Au Sénégal, l’article L.O.113 du Code électoral dispose que le montant du cautionnement est fixé par «arrêté du ministre de l’Intérieur après avis des partis légalement constitués». Cette compétence est conférée au ministre de l’Intérieur qui est désormais différent du ministre ayant les affaires électorales dans ses attributions. On voit ici que la fixation du montant de la caution est du ressort d’une seule partie au processus électoral : la famille politique qui contrôle le pouvoir d’État. L’avis des partis politiques n’est pas un avis conforme. Étant simplement consultatif, l’avis ne lie pas l’autorité investie de la compétence décisionnaire. Le ministre étant le bras séculier du Président de la République, Secrétaire général statutaire de son parti, peut parfaitement passer outre l’avis des partis politiques et arrêter le montant du cautionnement dans le sens de la volonté implicite du chef de l’État qui, en dernier ressort, est le seul maître du jeu électoral.
Est-ce qu'il n'est pas temps pas de rénover le système électoral sénégalais ?
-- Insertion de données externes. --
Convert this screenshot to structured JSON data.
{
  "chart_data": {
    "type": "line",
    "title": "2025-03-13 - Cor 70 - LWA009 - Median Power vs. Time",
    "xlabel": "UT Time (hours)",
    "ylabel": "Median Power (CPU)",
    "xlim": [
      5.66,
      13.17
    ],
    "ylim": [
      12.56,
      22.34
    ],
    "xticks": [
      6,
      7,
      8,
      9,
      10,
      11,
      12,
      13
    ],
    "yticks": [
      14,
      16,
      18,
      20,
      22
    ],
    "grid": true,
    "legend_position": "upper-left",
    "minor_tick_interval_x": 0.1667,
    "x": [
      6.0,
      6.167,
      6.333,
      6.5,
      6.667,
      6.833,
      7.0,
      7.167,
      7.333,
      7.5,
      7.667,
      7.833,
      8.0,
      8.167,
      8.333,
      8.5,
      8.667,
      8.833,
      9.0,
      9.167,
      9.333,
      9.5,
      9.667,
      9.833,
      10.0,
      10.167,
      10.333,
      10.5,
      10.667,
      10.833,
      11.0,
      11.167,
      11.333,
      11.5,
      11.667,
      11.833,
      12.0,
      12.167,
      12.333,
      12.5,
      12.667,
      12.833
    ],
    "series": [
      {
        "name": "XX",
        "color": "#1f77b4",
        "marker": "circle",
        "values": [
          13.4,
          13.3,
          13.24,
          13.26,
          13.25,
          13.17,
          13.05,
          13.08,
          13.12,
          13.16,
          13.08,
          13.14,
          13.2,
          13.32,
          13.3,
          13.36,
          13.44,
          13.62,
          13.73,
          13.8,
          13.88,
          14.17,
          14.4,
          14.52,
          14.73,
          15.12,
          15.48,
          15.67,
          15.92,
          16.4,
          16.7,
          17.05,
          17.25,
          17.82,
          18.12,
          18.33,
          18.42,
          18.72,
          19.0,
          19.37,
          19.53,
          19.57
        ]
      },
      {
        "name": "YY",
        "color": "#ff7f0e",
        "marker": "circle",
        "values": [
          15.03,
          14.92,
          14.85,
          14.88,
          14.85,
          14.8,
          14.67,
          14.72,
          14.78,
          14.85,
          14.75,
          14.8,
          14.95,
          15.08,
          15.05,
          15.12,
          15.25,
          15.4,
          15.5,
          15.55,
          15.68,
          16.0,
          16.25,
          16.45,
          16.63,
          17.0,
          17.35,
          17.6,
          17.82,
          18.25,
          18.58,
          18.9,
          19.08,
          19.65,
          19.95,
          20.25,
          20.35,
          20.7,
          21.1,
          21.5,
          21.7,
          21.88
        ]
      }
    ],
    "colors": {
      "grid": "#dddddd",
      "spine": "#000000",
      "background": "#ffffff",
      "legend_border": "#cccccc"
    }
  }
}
Le système électoral sénégalais étant archaïque, il convient, le moment venu, de procéder à sa profonde revisite pour éviter que la tenue des élections ne soit hypothéquée par un président de la République arbitre-acteur. Dans nombre de systèmes électoraux, le montant du cautionnement est fixé par la loi, de même que la répartition des sièges entre les circonscriptions électorales pour les législatives. En Mauritanie, la caution de cinq millions d’Ouguiyas (5 000 000 UM) exigée pour tout candidat à l’élection présidentielle est fixée par l’article 5 nouveau de la loi organique d'avril 2009 modifiant et complétant certaines dispositions de l’Ordonnance du 7 octobre 1991 portant loi organique relative à l’élection du président de la République. En Côte-d’ivoire, c’est l’article 55 de la Loi Nº 2000-514 du 1er août 2000 portant Code électoral modifiée par l’Ordonnance 2008-133 du 14 avril 2008 qui fixe le cautionnement pour l’élection présidentielle à vingt millions de francs. En République démocratique du Congo, l’article 104 de la loi N°06/006 du 09 mars 2009 portant organisation des élections présidentielle, législatives, provinciales, urbaines, municipales et locales prévoit un cautionnement de 22 millions de francs congolais constants pour tout candidat à l’élection présidentielle. Dans ce pays, la répartition des sièges entre les circonscriptions législatives fait l’objet d’un tableau annexé à la loi électorale et régulièrement mis à jour. Au Sénégal, le président de la République procède par décret à la répartition des sièges entre les diverses circonscriptions. Vous avez en souvenir le fameux décret illégalement pris par le Président Wade pour piéger l’opposition qui, en l’attaquant devant le Conseil d’État, lui a donné ce qu’il voulait, à savoir le découplage des élections présidentielle et législatives de 2007. Ces exemples, parmi d’autres, mettent en exergue l’écart du Sénégal par rapport aux nouveaux canons de la démocratie électorale. Le système constitutionnel est malade de son instrumentalisation, alors que le système électoral porteur de germes de conflits en raison des possibilités juridiques de manipulation dont dispose l’acteur électoral qui contrôle l’appareil d’État.